Una classe di scuola elementare (foto di repertorio)
Una classe di scuola elementare (foto di repertorio)

Firenze, 28 ottobre 2018 - Ha dell’incredibile la storia che arriva da una scuola elementare di Coverciano, a Firenze, dove un’intera classe di seconda elementare – insegnanti compresi – è in balìa di un bambino decisamente intemperante di appena sette anni. Il culmine si è raggiunto giovedì mattina, quando nel plesso scolastico è dovuta arrivare addirittura un’ambulanza del 118: è ripartita con a bordo una maestra, colpita da una testata sul naso. Ma questo episodio non è che l’ultimo di un’escalation ben nota al team educativo della scuola: giusto il giorno prima, in mensa, il bambino aveva lanciato un coltello prima di essere placcato davanti ai coetanei dai docenti. Il dito non è però puntato verso questo bambino, sì difficile, ma non certo incorreggibile, del quale il sistema scuola non deve far altro che prendersi cura.

Il problema è che a causa di molteplici fattori, la situazione si è incancrenita, e benché il caso sia noto ormai da mesi, non è stato preso alcun provvedimento per la tutela degli altri bambini e del corpo docente. Le difficoltà dello studente non sono infatti certificate. Per tanto, allo stato, non è previsto alcun tipo di sostegno agli insegnanti in classe, che pure si trovano a fronteggiare improvvisi scatti di rabbia e di violenza dello scolaro. A tutto questo si mescolano le tante situazioni di precarietà professionale – di cui è pieno il pianeta scuola – che fanno sì che anche chi è testimone quotidiano di certe intemperanze preferisca non esporsi. Ma il clima, nella scuola fiorentina, è esplosivo.
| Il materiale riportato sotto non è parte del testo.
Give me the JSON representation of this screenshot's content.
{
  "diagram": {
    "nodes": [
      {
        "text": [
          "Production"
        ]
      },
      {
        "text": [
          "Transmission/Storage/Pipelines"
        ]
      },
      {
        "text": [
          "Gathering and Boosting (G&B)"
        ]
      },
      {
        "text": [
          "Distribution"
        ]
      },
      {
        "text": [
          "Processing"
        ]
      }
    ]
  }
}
Dall'altra mattina, il bambino non è ancora tornato a scuola, ma c’è un problema anche nel sostituire la maestra con un referto di sei giorni di prognosi, la quale sta valutando eventuali iniziative legali da intraprendere. Inoltre, il tam tam fra precari ha fatto sì che si sia sparsa la voce di ciò che succede in quell’istituto e così saltano anche le supplenze, per il timore di ritrovarsi nei guai se qualche bambino dovesse farsi male. Un bel grattacapo, insomma. Se si considera anche che le turbolenze del piccolo alunno si riflettono negativamente sul resto della classe. Infatti è difficile far lezioni e portare avanti il programma.